No painel de instrumentos há um conta-rotações que chega às 6800 rpm e acende “shift-lights” para indicar a altura de passar à mudança acima. Se o condutor não o fizer, a velocidade não sobe. Está tudo tão bem feito que, um passageiro mal informado vai jurar que está a bordo de um carro com motor a gasolina.
Na verdade, a rotação máxima real dos motores é de 21 000 rpm, não dos fictícios 6800 rpm mostrados no painel, a que corresponde uma velocidade máxima de 260 km/h, sem necessidade de ter uma verdadeira caixa de duas velocidades, como a Porsche tem no Taycan, pois usa motores que só fazem 15 000 rpm.
E agora, em pista
A seguir, tive a oportunidade de guiar o Ioniq 5 N numa pista de testes perto de Barcelona, para testar tudo isto a ritmos consideravelmente mais rápidos. E a primeira coisa que conclui foi que a caixa de velocidades virtual é uma ajuda excelente para tirar o melhor partido deste elétrico.

Na verdade, conduz-se como um bom desportivo a gasolina, utilizando da mesma forma as mudanças virtuais como referência para entrada em cada curva e dando uma sensação de controlo fantástica, ajudando muito os travões com a regeneração.
Experimentei o Launch Control e o modo NGB. O primeiro é bastante vistoso, passando com brutalidade o binário máximo às rodas para fazer os 0-100km/h em 3,4 segundos. O segundo, quando ativado no inico de uma reta, faz realmente aumentar a força, mas com um efeito sonoro “espacial” que sugere ainda maior aceleração.
O modo N Grin Boost
Em ambos os modos, a potência máxima sobe aos 650 cv durante 10 segundos, precisando de outros dez para arrefecer a bateria e estar pronto para mais um N Grin Boost. Nesta situação, a potência do motor da frente atinge os 238 cv e o de trás chega aos 412 cv, com os mesmos 770 Nm de binário combinado.

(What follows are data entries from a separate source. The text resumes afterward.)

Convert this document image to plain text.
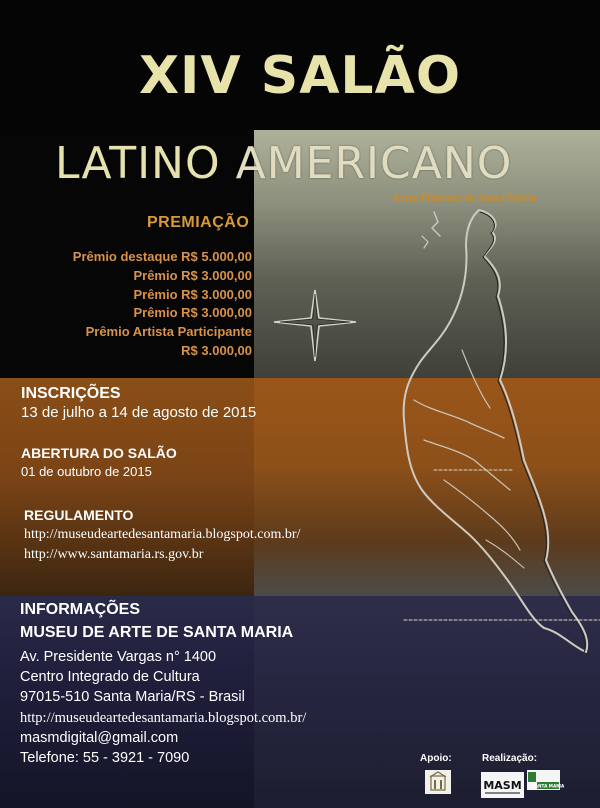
XIV SALÃO
LATINO AMERICANO
Artes Plásticas de Santa Maria
PREMIAÇÃO
Prêmio destaque R$ 5.000,00
Prêmio R$ 3.000,00
Prêmio R$ 3.000,00
Prêmio R$ 3.000,00
Prêmio Artista Participante
R$ 3.000,00
INSCRIÇÕES
13 de julho a 14 de agosto de 2015
ABERTURA DO SALÃO
01 de outubro de 2015
REGULAMENTO
http://museudeartedesantamaria.blogspot.com.br/
http://www.santamaria.rs.gov.br
INFORMAÇÕES
MUSEU DE ARTE DE SANTA MARIA
Av. Presidente Vargas n° 1400
Centro Integrado de Cultura
97015-510 Santa Maria/RS - Brasil
http://museudeartedesantamaria.blogspot.com.br/
masmdigital@gmail.com
Telefone: 55 - 3921 - 7090	Apoio:	Realização:
MASM SANTA MARIA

Quanto ao resto, o Ioniq 5 N impressiona pela maneira como lida com toda a sua massa. Muito boa entrada em curva, rápida e precisa. Boa aderência lateral em apoio e forte tração à saída. Não falta potência de travagem.
Ligeiramente sobrevirador
Apesar de não ter tido autorização para desligar o ESC em pista, mesmo no nível Sport à saída das curvas lentas notei uma ligeira tendência sobreviradora muito bem definida pelo diferencial eletrónico traseiro. Ajuda o carro a rodar sem ser preciso correções com o volante.
Ao final de quatro voltas feitas a bom ritmo, os travões não evidenciavam nenhum tipo de queixas e os pneus não tinha desgaste assimétrico, mostrando a boa afinação da suspensão e a distribuição de pesos equitativa entre os dois eixos.
Exagero de configurações
Claro que o meu tempo de pista não foi suficiente para experimentar todas as afinações possíveis no modo N e que são as seguintes: N Active Sound (3 tipos de som sintetizado); N Battery Preconditioning (2 opções de aquecimento/arrefecimento da bateria para máxima performance), N e-shift (caixa de velocidade sequencial virtual); N-Pedal (3 níveis de intensidade de regeneração com máximo de 0,6g); N Race (2 níveis Sprint e Endurance para melhor usar a bateria); N Torque Distribution (11 níveis de distribuição de binário frente/trás) e o N Grin Boost já referido.

Seria preciso um dia para testar todas as combinações em pista, somando ainda os três níveis de amortecimento, dois níveis de assistência da direção, a função de travagem com pé esquerdo e a simulação de toque de embraiagem, uma técnica usada em carros de tração atrás para iniciar uma deriva de traseira. Neste caso, basta puxar as duas patilhas ao mesmo tempo.
O modo N Drift
Mas a Hyundai não me deixou vir embora sem testar o N Drift, numa área reservada para o efeito. Depois de selecionada esta função, a ideia era simples: aproximar a baixa velocidade de uma zona delimitada por cones, virar o volante e acelerar a fundo.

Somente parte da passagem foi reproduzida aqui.